One of the surprising things about intercountry adoption is that much of the process is conducted in the UK. Potential adoptive parents have to undergo the same assessment and evaluation process as those who've chosen domestic adoption. The only difference is they have to pay for the process.

International adoption happens in three stages. First there is the UK side, then the foreign side and then the UK side again.

So, if you're considering intercountry adoption the very first thing you have to do is speak to your local authority. Not all of them will deal with the issue in the same way but whatever their systems all local authorities are obliged to help you and most want to know at the very beginning which country you are planning to adopt from. However, although naming the country is advisable it isn't recommended that you start looking for a child at this stage.

You will need to undergo a Home Study by a local authority social worker or accredited voluntary adoption agency to prove you will make a suitable parent. This can cost up to £7,500 and will involve several visits over a period of months. It will include financial, DBS (Disclosure and Barring Service) and medical checks, interviews with any children or former partners and chosen referees.

Potential adopters say this process can feel very intrusive, with questions ranging from what sort of teenager they were to where the cat sleeps.
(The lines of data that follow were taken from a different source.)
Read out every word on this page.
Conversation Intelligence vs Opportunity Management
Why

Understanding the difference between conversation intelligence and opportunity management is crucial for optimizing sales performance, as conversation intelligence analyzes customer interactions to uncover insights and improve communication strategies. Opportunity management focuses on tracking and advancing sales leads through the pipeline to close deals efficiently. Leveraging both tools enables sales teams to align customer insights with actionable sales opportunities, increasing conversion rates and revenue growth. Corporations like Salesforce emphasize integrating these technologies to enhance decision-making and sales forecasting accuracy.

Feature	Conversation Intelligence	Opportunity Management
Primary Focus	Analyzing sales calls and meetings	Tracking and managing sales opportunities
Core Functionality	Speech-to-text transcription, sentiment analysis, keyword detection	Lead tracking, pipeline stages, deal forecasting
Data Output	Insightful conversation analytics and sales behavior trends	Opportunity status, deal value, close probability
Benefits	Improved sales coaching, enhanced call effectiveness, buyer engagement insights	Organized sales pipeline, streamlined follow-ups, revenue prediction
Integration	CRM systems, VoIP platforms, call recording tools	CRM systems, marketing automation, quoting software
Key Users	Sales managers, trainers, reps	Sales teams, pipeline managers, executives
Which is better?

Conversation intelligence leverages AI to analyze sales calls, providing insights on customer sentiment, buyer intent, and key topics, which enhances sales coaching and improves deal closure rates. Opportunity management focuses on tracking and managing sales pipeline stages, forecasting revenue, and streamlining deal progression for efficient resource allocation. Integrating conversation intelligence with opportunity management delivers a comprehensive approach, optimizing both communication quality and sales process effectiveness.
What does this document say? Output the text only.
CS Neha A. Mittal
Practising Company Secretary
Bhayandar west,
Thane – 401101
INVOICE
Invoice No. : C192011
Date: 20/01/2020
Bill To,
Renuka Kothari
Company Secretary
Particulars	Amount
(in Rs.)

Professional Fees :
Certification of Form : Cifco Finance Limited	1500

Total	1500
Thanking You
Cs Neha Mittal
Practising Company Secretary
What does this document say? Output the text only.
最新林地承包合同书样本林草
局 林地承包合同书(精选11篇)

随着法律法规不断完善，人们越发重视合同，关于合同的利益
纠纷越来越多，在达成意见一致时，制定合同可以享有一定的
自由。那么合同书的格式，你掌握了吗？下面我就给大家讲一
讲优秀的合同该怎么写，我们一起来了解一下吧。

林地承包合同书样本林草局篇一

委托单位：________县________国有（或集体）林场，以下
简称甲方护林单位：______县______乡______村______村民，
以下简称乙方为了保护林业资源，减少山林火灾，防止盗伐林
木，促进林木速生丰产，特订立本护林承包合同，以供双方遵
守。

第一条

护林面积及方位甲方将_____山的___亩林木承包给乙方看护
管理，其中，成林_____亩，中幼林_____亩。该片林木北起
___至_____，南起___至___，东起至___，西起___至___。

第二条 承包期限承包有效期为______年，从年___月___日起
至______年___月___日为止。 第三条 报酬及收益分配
However, for other potential adopters it is a positive learning experience.

At the end of this the social worker will compile a report that is then submitted to your Local Authority’s adoption panel, who will make a recommendation on your suitability as an adopter and the characteristics of a child suitable for you to be matched with.

Your journey to adopt then passes to the Department for Education (previously the Department of Children, Schools and Families). Since April 2011 the Government has begun charging a fee for intercountry adoption services, but this is subject to a means test to ensure low-income families are not discouraged from applying.

The Secretary of State for Children has to issue a Certificate of Eligibility to Adopt (COEA), confirming to the authorities in the overseas country that you have been assessed and approved as a suitable prospective parent.

Depending on which country you are adopting from the procedure differs but, generally speaking, once your COEA has been received by the relevant organisation it will be checked and if accepted you will be placed on a waiting list to be matched with a child. The time it will take to make it to the top of this list will depend on the situation in that country, but waiting times in many countries are steadily rising.

The last stage is permission for your child to enter the UK before they travel here. This permission is called "entry clearance" and will be in the form of a visa or entry clearance certificate.